As a direct consequence of such innovation, banks have opened up their banking operations to various industries. Such an open-source approach is now heralding a sea of change in the finance industry through Open APIs, revolutionizing products and services quicker than ever before. Open APIs enable FinTech companies to access bank data and functionality, bringing a great change in the digital banking ecosystem.
This revolution has been fruitful for the banks who embraced Open APIs and Open architecture in building their services.

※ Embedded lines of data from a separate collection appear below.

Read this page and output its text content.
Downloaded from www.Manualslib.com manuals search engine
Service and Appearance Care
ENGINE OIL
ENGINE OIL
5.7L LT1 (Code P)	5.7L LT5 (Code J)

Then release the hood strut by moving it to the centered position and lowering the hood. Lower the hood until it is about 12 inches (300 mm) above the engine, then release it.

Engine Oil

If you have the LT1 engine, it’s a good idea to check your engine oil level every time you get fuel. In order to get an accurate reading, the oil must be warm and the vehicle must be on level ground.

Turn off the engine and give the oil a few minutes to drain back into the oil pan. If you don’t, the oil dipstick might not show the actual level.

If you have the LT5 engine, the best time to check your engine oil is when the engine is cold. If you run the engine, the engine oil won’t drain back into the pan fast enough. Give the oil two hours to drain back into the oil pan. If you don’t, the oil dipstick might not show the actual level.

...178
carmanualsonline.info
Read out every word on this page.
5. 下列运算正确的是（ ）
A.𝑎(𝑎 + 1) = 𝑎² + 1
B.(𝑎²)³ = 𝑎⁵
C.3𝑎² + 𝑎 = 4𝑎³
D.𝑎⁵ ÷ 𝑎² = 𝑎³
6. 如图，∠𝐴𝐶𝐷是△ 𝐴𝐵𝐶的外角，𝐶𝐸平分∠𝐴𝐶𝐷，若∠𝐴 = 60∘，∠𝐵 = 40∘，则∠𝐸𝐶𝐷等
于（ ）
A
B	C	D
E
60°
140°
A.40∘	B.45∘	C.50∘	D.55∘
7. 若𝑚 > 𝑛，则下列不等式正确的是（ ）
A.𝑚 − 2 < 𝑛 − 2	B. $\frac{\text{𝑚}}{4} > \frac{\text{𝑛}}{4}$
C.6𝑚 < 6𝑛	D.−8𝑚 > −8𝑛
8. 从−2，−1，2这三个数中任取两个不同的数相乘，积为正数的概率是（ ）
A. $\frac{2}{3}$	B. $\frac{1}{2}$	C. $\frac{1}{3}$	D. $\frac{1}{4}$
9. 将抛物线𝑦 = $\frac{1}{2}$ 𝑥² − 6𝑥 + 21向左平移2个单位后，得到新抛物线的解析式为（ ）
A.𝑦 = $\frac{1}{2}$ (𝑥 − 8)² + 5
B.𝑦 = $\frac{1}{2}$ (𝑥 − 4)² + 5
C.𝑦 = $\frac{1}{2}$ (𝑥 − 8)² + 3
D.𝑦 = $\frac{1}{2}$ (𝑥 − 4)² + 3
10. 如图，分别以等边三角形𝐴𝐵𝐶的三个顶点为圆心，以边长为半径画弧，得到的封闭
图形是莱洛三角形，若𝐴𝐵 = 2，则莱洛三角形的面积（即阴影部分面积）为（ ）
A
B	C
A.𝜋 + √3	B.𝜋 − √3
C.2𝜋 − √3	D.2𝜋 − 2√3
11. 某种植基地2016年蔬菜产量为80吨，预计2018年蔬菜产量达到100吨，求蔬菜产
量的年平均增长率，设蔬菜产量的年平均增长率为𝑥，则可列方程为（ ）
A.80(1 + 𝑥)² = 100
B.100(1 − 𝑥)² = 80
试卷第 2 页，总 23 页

However, by opening up their APIs, banks face several issues, especially in terms of security, as nothing should possibly go wrong when banks open their APIs up.
Digital developers are becoming faster at building integrations with banks using Open APIs, but they lack knowledge on business and regulatory compliance. On the other hand, banks still need to take full accountability of all the security and compliance issues that are likely to arise.
Furthermore, the PSD2 has opened up the banking industry for new entrants to bank-held customer account data to Account Information Service Providers (AISPs). The current banking operating models constitute consumer interfaces owned by the bank. The open banking initiative can change the scenario with companies essentially taking over the interface. For example: Apple has already launched its Apple Pay services across Europe for digital payments. The service caters to in-store payments via smartphones and contactless payments. Amazon is also in the payments services where it provides loans and credit cards. With the introduction of their voice-enabled speakers, Echo, Amazon has enabled ease of everyday banking. Users can say “Alexa, pay my electricity bill” and the process would be over in a jiffy.
Even though big banks don’t face any imminent danger in losing customers, not adopting technology or creating strategic alliances could mean the loss of business. Currently, traditional financial organizations rely on FinTech for their technological needs – from chatbots to cloud computing. What keeps FinTechs from taking over the finance industry is the strong regulatory compliance framework. The entry of tech giants into core banking services would rattle the banking industry and effectively change the financial landscape. If banks don’t up their digital game they will get eaten up by well-established tech companies. The future may seem uncertain for now, but one thing is sure that open banking is here to stay. It would be interesting to see who wins the banking battle between banks, FinTechs and non-banking companies.